Die Glaubwürdigkeit würde weiter gestärkt, wenn Kapitalmärkte vertieft und ebenfalls europäisiert würden. Dadurch könnte die Abhängigkeit von Banken reduziert werden und asymmetrische Schocks abgefedert werden.  Hierfür müsste das Projekt Kapitamarktunion ernsthaft angegangen werden; man müsste z.B. bei dem Thema Insolvenzrecht zu einer größeren Harmonisierung kommen.

Die Eurozone hat also ein Paradox zu lösen: will sie größere Eigenverantwortung für nationale Haushaltspolitik, dann muss sie gleichzeitig größere Zentralisierung bei Banken- und Finanzfragen akzeptieren. Eigenverantwortung für Staaten, und damit eine glaubwürdige no-bail-out Klausel, kann nur bei einem stabilen Finanzsystem funktionieren.

Eine stärkere Kapazität für Investionen und öffentliche Güter würde ebenfalls zu Stabilität in der Eurozone beitragen. Die Eurozone leidet nämlich derzeit unter dem Problem, dass sie sich bei niedriger Inflation lediglich auf die EZB verlassen kann, um das Inflationsziel zu erreichen. Die EU hat nicht genug Mittel, die Zentralbank sinnvoll zu unterstützen.

Es ist Zeit, in Deutschland eine ehrliche Debatte über Europa zu führen. Dabei müssen auch die schwierigen Themen angegangen werden. Deutschland muss Verantwortung für eine stabilere Euroraumarchitektur übernehmen, auch wenn das kurzfristige Kosten bedeuten kann, wie z.B. dem Beitrag zur dem Einlagensicherungssystem.
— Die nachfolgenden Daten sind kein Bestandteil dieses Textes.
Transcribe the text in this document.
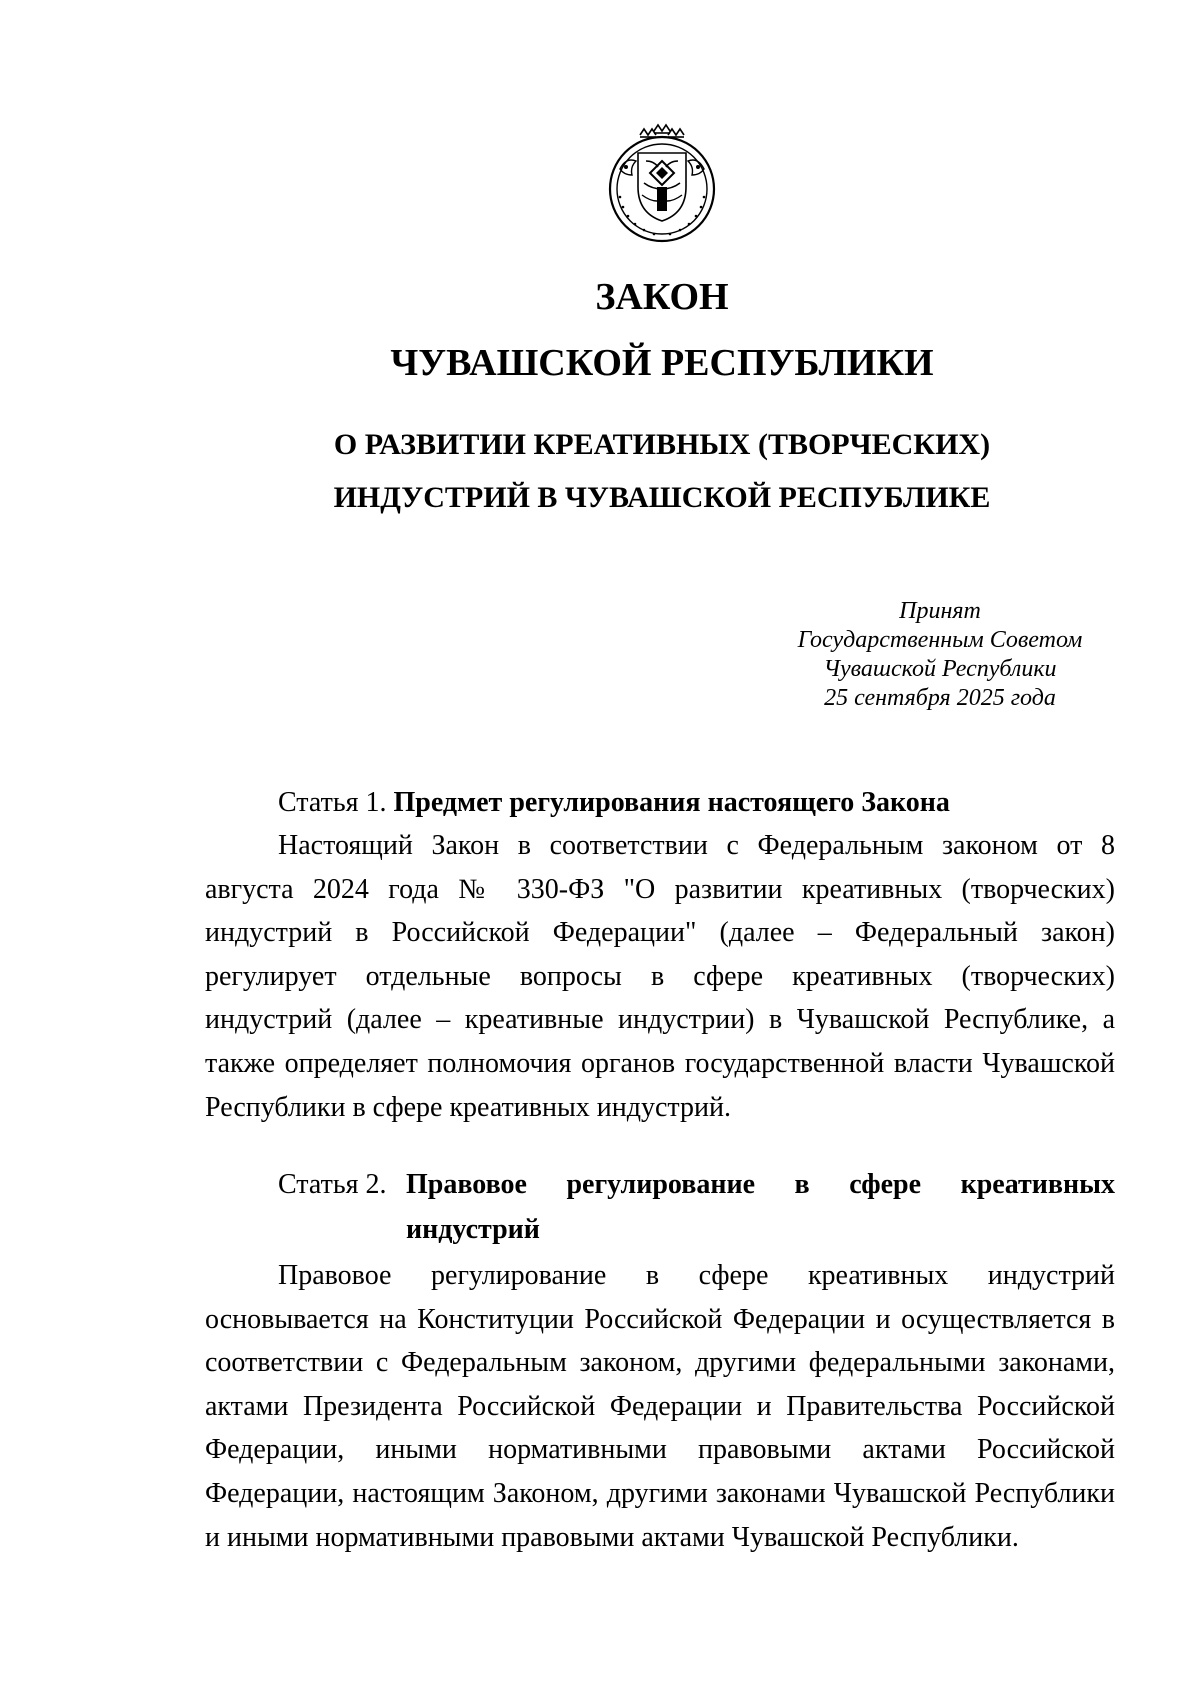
ЗАКОН
ЧУВАШСКОЙ РЕСПУБЛИКИ
О РАЗВИТИИ КРЕАТИВНЫХ (ТВОРЧЕСКИХ)
ИНДУСТРИЙ В ЧУВАШСКОЙ РЕСПУБЛИКЕ
Принят
Государственным Советом
Чувашской Республики
25 сентября 2025 года
Статья 1. Предмет регулирования настоящего Закона

Настоящий Закон в соответствии с Федеральным законом от 8 августа 2024 года № 330-ФЗ "О развитии креативных (творческих) индустрий в Российской Федерации" (далее – Федеральный закон) регулирует отдельные вопросы в сфере креативных (творческих) индустрий (далее – креативные индустрии) в Чувашской Республике, а также определяет полномочия органов государственной власти Чувашской Республики в сфере креативных индустрий.

Статья 2. Правовое регулирование в сфере креативных индустрий

Правовое регулирование в сфере креативных индустрий основывается на Конституции Российской Федерации и осуществляется в соответствии с Федеральным законом, другими федеральными законами, актами Президента Российской Федерации и Правительства Российской Федерации, иными нормативными правовыми актами Российской Федерации, настоящим Законом, другими законами Чувашской Республики и иными нормативными правовыми актами Чувашской Республики.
Es geht Deutschland auch dank des Euros so gut wie schon lange nicht mehr. Der langfristige Nutzen überwiegt bei weitem die kurzfristigen Kosten. Sei es beim Thema Griechenland oder der Frage der immer noch schwachen Nachfrage in Deutschland: Europa schaut auf Deutschland und ist unzufrieden mit dem Status Quo. Der hier skizierte Ansatz wäre eine Möglichkeit für einen Kompromiss.